Genesis 1:27 states that God created humans in his image. However, if we believe in multiverses, does this discount the possibility of believing in God? I don’t think that it does because, as a Catholic, I believe that God is Omniscient, Omnipotent and Omnibenevolent, and that God has chosen this particular universe to make humans in his image. I certainly think that this book has changed my perceptions on the topic. Initially, I was very sceptical of multiverses and thought that it dismissed God as the creator of Earth, and the special place of humans in ‘all that is seen or unseen’. Due to the accessibility of the science in this book, I would recommend it even if you’re not a science student. Of course some of the concepts are difficult, but that’s the reason why no one has figured them out!

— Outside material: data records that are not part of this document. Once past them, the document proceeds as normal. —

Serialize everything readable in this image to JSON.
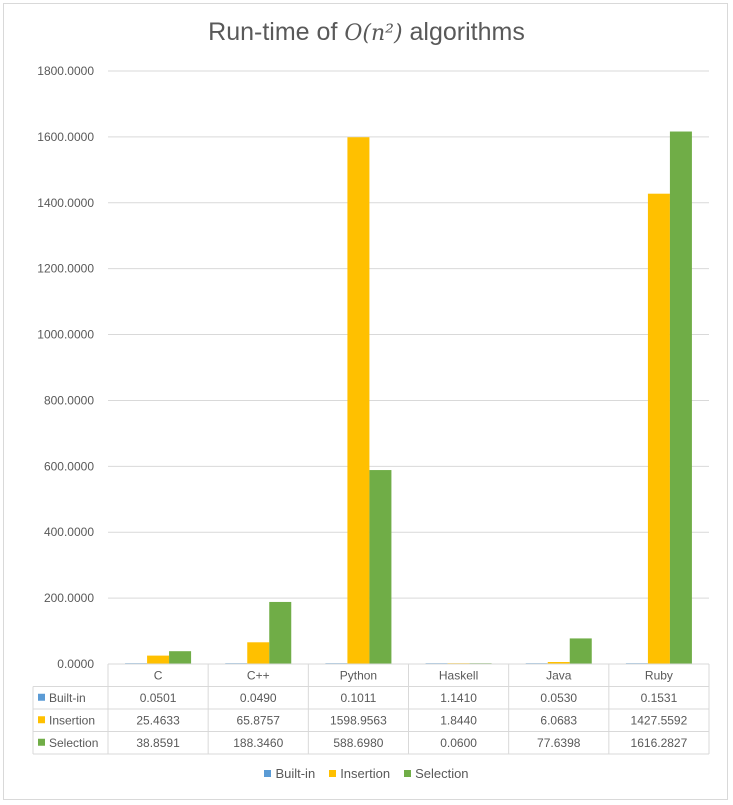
{
  "chart_data": {
    "type": "bar",
    "title_prefix": "Run-time of ",
    "title_math": "O(n²)",
    "title_suffix": " algorithms",
    "categories": [
      "C",
      "C++",
      "Python",
      "Haskell",
      "Java",
      "Ruby"
    ],
    "series": [
      {
        "name": "Built-in",
        "color": "#5b9bd5",
        "values": [
          0.0501,
          0.049,
          0.1011,
          1.141,
          0.053,
          0.1531
        ],
        "labels": [
          "0.0501",
          "0.0490",
          "0.1011",
          "1.1410",
          "0.0530",
          "0.1531"
        ]
      },
      {
        "name": "Insertion",
        "color": "#ffc000",
        "values": [
          25.4633,
          65.8757,
          1598.9563,
          1.844,
          6.0683,
          1427.5592
        ],
        "labels": [
          "25.4633",
          "65.8757",
          "1598.9563",
          "1.8440",
          "6.0683",
          "1427.5592"
        ]
      },
      {
        "name": "Selection",
        "color": "#70ad47",
        "values": [
          38.8591,
          188.346,
          588.698,
          0.06,
          77.6398,
          1616.2827
        ],
        "labels": [
          "38.8591",
          "188.3460",
          "588.6980",
          "0.0600",
          "77.6398",
          "1616.2827"
        ]
      }
    ],
    "ylim": [
      0,
      1800
    ],
    "yticks": [
      "0.0000",
      "200.0000",
      "400.0000",
      "600.0000",
      "800.0000",
      "1000.0000",
      "1200.0000",
      "1400.0000",
      "1600.0000",
      "1800.0000"
    ],
    "grid": true,
    "legend_position": "bottom",
    "data_table": true
  }
}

God, Stephen Hawking and the Multiverse, by David Hutchings and David Wilkinson. Description: “Hutchings and Wilkinson explain the key elements of Stephen Hawking’s physical and mathematical theories, consider their philosophical and religious implications, and relate his ideas to traditional Judaeo-Christian concepts of God”

Link to buy: https://www.waterstones.com/book/god-stephen-hawking-and-the-multiverse/david-wilkinson/dave-hutchings/9780281081912

One thought

  1. Stephen Hawking was wrong on three accounts. There is only one fundamental force, and that is the gravitational force. He could not accommodate gravity with the other three forces. The three forces could only come into existence after the Universe had cooled down sufficiently. This fits in with Einstein’s Special Relativity theory. Then the Electromagnetic force came into existence. The Strong and Weak nuclear forces were more difficult to explain but 3 weeks ago everything dropped into place. Using a composite theory based on the Planck-Einstein equation, the answer is obvious but took me time to accommodate (as a University Physic lecturer). Mass is poorly understood. However, the 1930 theory conclusion is that there is a remarkable difference between ‘rest mass’ and ‘inertial mass’. Inertial mass has a greater mass because of its rotational motion. Rotational motion produces extra mass if Einstein was correct about acceleration. Unfortunately, Einstein was more interested in correcting a mistake he had made. He considered that the accepted Gravitational Constant was not large enough. If he had considered inertial mass, he would have the mass that would have given him his Universal Gravitational Constant.

    The Big Bang Theory is a much better theory that modern Mathematicians have proposed for the past 90 years, and which fits in quite neatly with the Genesis Story.